Cole bonded the laser pistol to his right thigh again. "All right," he said. "What now?"
"Now I offer you sanctuary for as long as you want it," said Dozhin. "I am here because the Republic decimated Cicero VII, which, though a human colony, was also my home world, since it is the world I was born on."
"I remember hearing about it back when I was serving in the Republic," said Cole. "They say it was pretty bad. You're lucky to be alive."
"I lost my parents, my wife, my children, and my home," replied Dozhin. "I could have done without such luck."
"I'm sorry to hear it," said Cole.
"I was sorry to experience it. That is why I will offer sanctuary to any enemy of the Republic."
"But you're working on a Republic world."
"My specialty is agriculture. They destroyed my fields. If I am to work, it must be on worlds where things still grow. They have provided me with this domicile. I am happy to share it with you."
"I appreciate the offer, but I can't stay on Piccoli. The ship I used to get here is no longer operative. I need to find a ship that can get me back to my own vessel, or at least to the Inner Frontier."
"That may be difficult," said Dozhin. "I know the Navy followed you to Piccoli III. Whatever you did with your ship to make them think you are dead, they will soon discover that there is no corpse—or if you thoughtfully provided them with one, it will not match your DNA. They will doubtless send teams down to the planet to search for you, and more importantly, they will be patrolling from orbit and will doubtless be under orders to shoot down any ship whose pilot, crew, or cargo is in any way questionable."

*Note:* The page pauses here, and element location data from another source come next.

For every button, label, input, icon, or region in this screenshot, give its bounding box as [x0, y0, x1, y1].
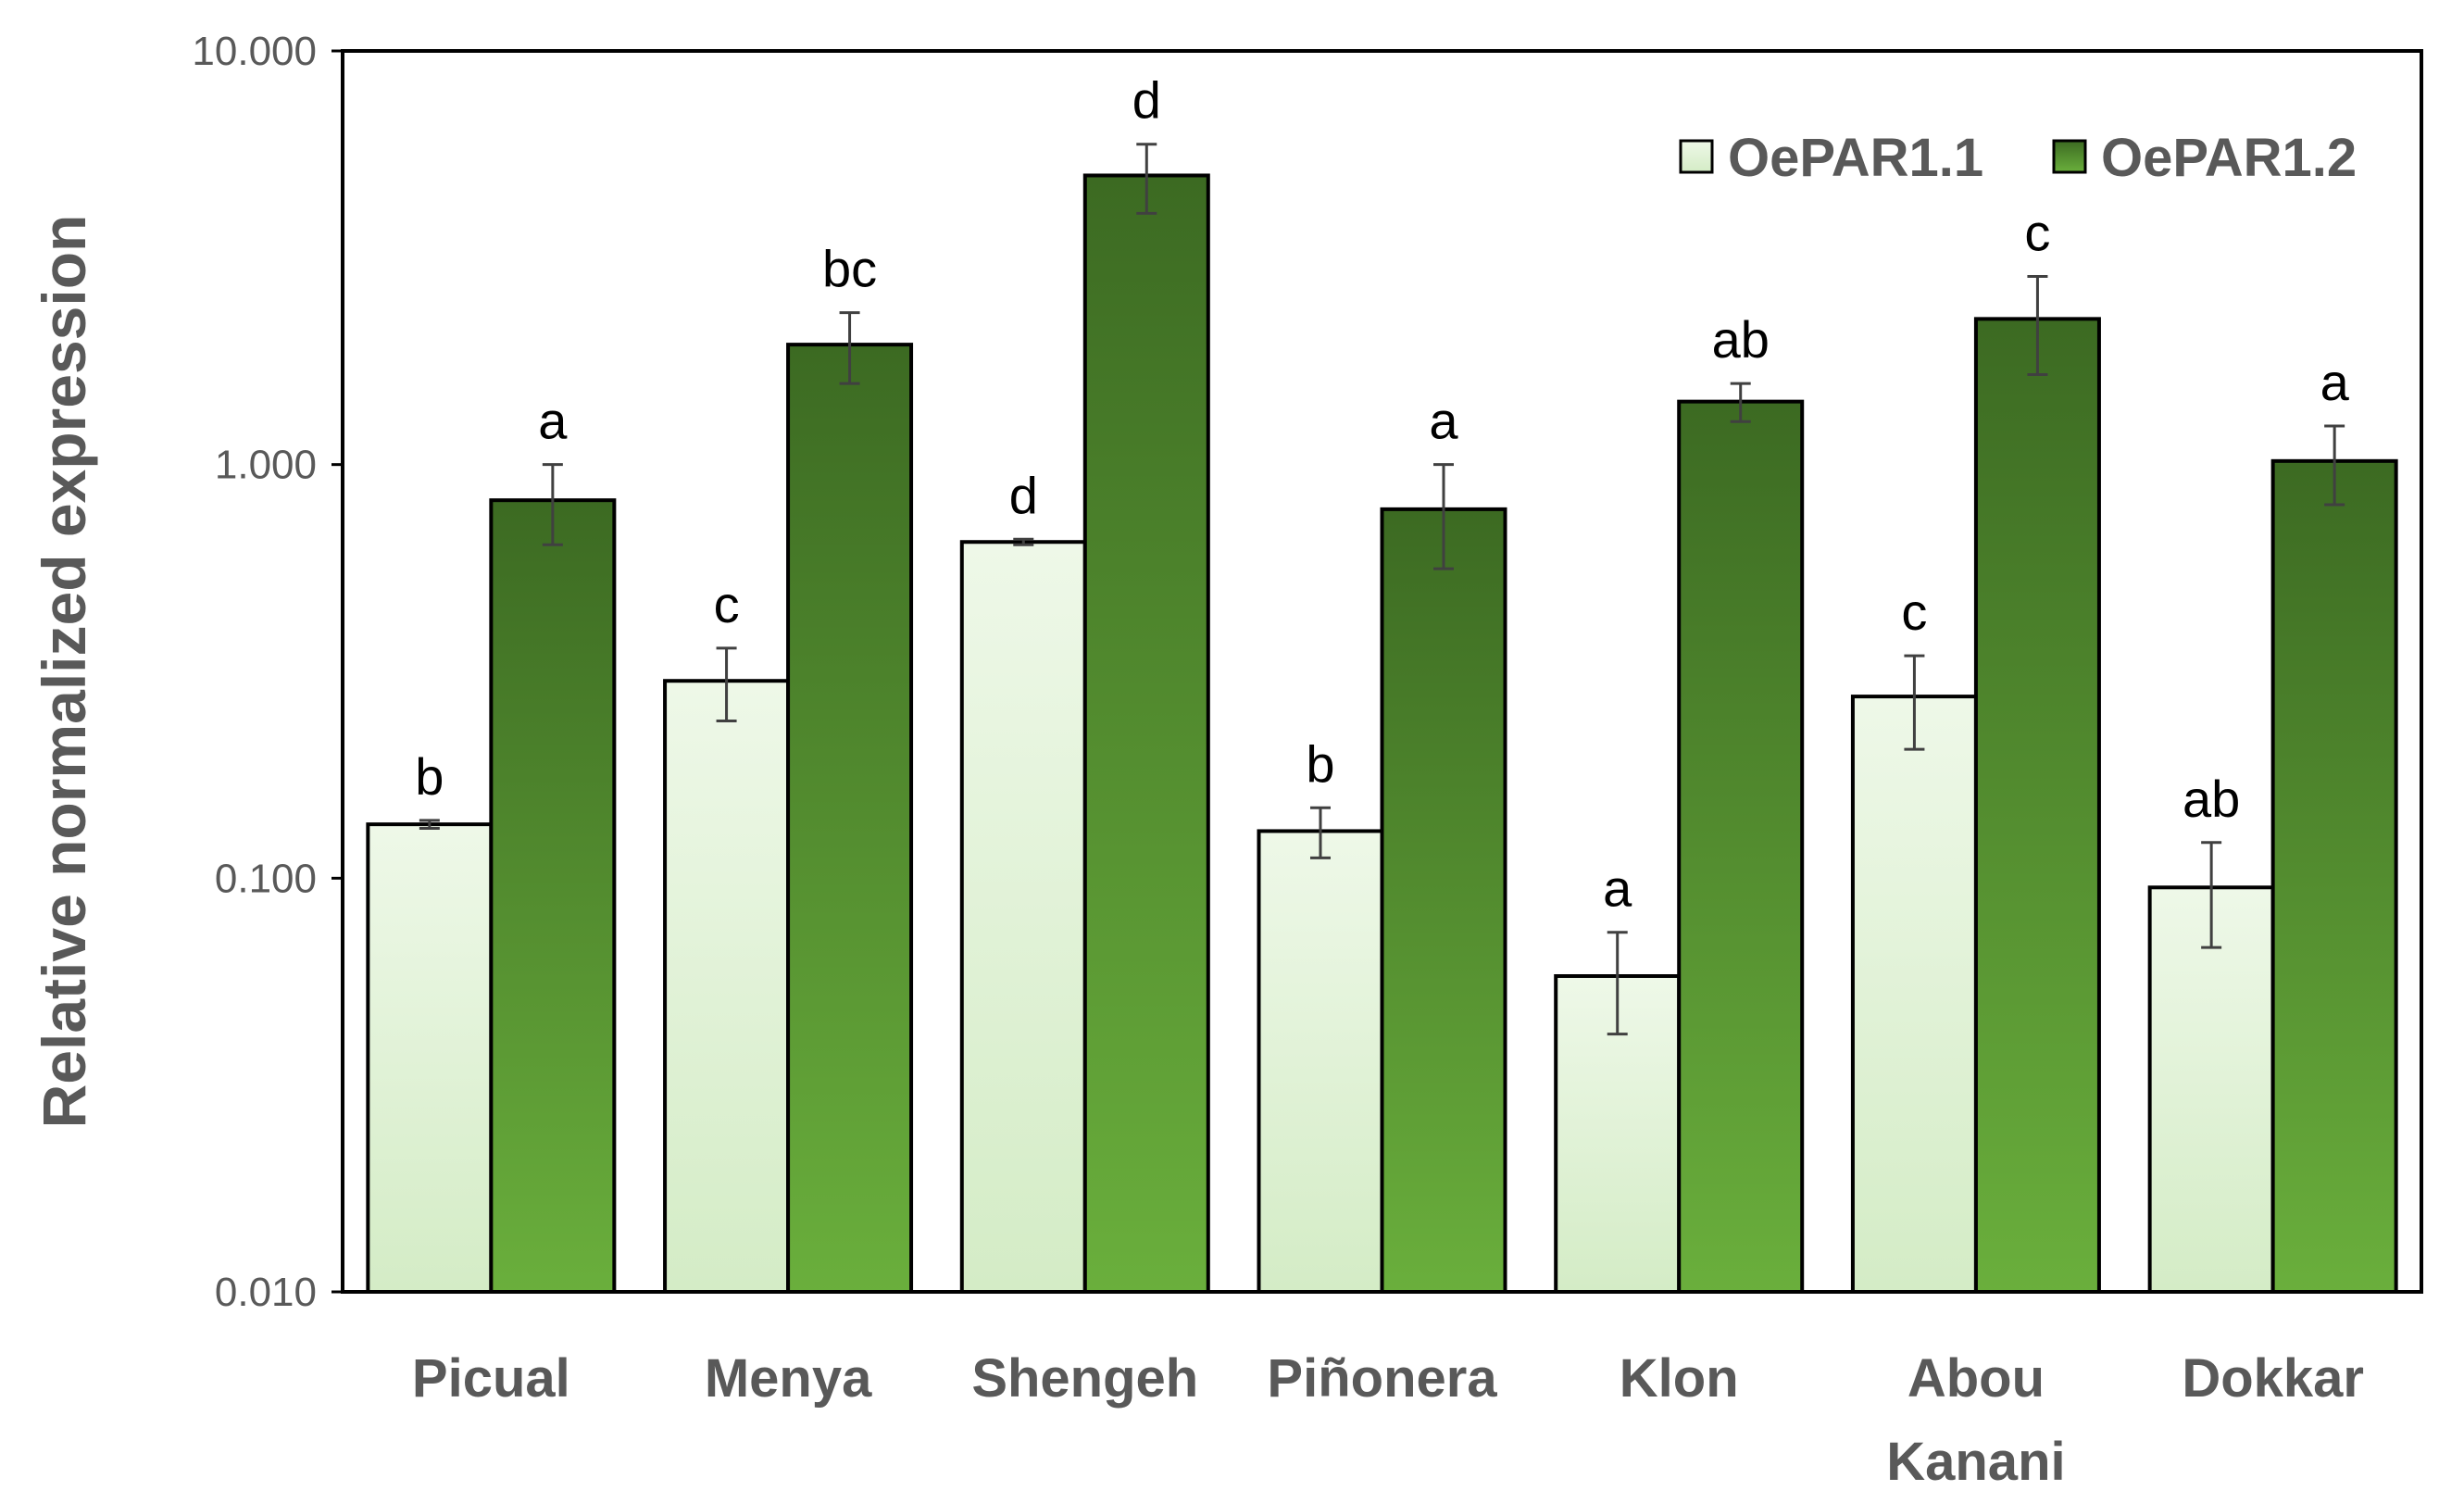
legend-label-oepar1-2: OePAR1.2	[2101, 128, 2357, 188]
bar-oepar1-1	[663, 679, 791, 1294]
significance-label: c	[2024, 204, 2050, 262]
legend-swatch-oepar1-2	[2052, 139, 2087, 174]
significance-label: c	[714, 575, 740, 633]
bar-oepar1-2	[1973, 317, 2101, 1294]
significance-label: a	[538, 392, 568, 450]
significance-label: b	[415, 747, 444, 806]
significance-label: ab	[1712, 310, 1770, 369]
x-axis-categories: Picual Menya Shengeh Piñonera Klon Abou Kanani…	[412, 1348, 2364, 1492]
significance-label: a	[1429, 392, 1458, 450]
bar-oepar1-1	[366, 822, 494, 1294]
category-label: Shengeh	[971, 1348, 1198, 1409]
significance-label: a	[1603, 859, 1632, 918]
bar-oepar1-1	[959, 540, 1087, 1294]
y-tick-label: 1.000	[215, 443, 317, 488]
category-label: Klon	[1620, 1348, 1739, 1409]
category-label: Piñonera	[1267, 1348, 1497, 1409]
category-label: Dokkar	[2182, 1348, 2364, 1409]
category-label: Abou	[1907, 1348, 2045, 1409]
legend-label-oepar1-1: OePAR1.1	[1728, 128, 1983, 188]
significance-label: d	[1132, 71, 1161, 130]
y-tick-label: 10.000	[192, 29, 317, 74]
bar-oepar1-1	[1257, 829, 1384, 1295]
significance-label: a	[2320, 353, 2350, 411]
significance-label: ab	[2183, 770, 2240, 828]
significance-label: b	[1306, 734, 1334, 793]
bar-oepar1-2	[786, 343, 914, 1294]
bar-oepar1-1	[1850, 695, 1978, 1294]
category-label: Picual	[412, 1348, 570, 1409]
significance-label: c	[1901, 582, 1927, 641]
bars-layer: b a c bc d d b a a ab c c ab a	[366, 71, 2398, 1295]
bar-oepar1-2	[1677, 399, 1805, 1294]
bar-oepar1-2	[1082, 173, 1210, 1294]
y-axis-label: Relative normalized expression	[30, 215, 98, 1129]
y-tick-label: 0.100	[215, 856, 317, 901]
legend: OePAR1.1 OePAR1.2	[1679, 128, 2357, 188]
category-label: Menya	[705, 1348, 872, 1409]
significance-label: d	[1009, 466, 1038, 524]
bar-oepar1-2	[489, 498, 617, 1294]
bar-oepar1-2	[2270, 458, 2398, 1294]
y-axis-ticks: 0.010 0.100 1.000 10.000	[192, 29, 343, 1315]
legend-swatch-oepar1-1	[1679, 139, 1714, 174]
bar-oepar1-1	[2147, 885, 2275, 1294]
significance-label: bc	[822, 240, 877, 298]
y-tick-label: 0.010	[215, 1270, 317, 1315]
category-label: Kanani	[1886, 1432, 2065, 1492]
bar-oepar1-2	[1380, 507, 1507, 1294]
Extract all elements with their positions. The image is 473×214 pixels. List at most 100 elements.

"And knowing the Navy, the mere act of leaving the planet makes a ship questionable," said Cole.
"So it is possible that I may take you to a ship, or a ship owner, or a ship renter," concluded Dozhin, "but it is every bit as likely that the Navy is already in position to shoot that ship down."
"I can't spend the rest of my life here," said Cole. "I'll take my chances once I find a ship."
"I don't think you realize the gravity of your situation," said Dozhin. "The rest of your life could very well be measured in hours, or even minutes, if you try to leave the planet in the face of the Navy's opposition."
"It's a chance I'll have to take. I've got to get back to my ship. I have vital information. I didn't have a chance to transmit it when I acquired it, and I don't dare try to send it from here. They'd intercept it, learn the scramble codes, and send the
Teddy R
and the rest of my fleet a phony message that would lead them into a trap."
"Did you say a fleet?" asked the alien.
"Yes."
"How many ships do you have under your command?"
Cole shrugged. "A little over four hundred."
"Four hundred?" repeated Dozhin. "That is very interesting."
Cole stared at him expectantly.
"I know a man—a human—who might be able to help. He might not. There's a huge reward on your head. He may decide to turn you in for it instead. But if he doesn't, he
might
be able to help."
"You don't sound too sure of him," said Cole.
"I am not. But you have very limited choices. You can take the chance of stealing a ship without being shot down, you can take the chance of hiding here and hoping the building-to-building search never reaches this farm—or you can take the chance of meeting a man who, if he is so inclined, is in a position to help you. What is your decision?"
"What do you think it is?" said Cole wryly. "Let's go men your friend."
"He is not my friend," replied Dozhin. "I do not like him." He paused thoughtfully. "In fact, I don't think anyone on Piccoli III does."
Great,
thought Cole.
I'll say this much for my luck: It's consistent.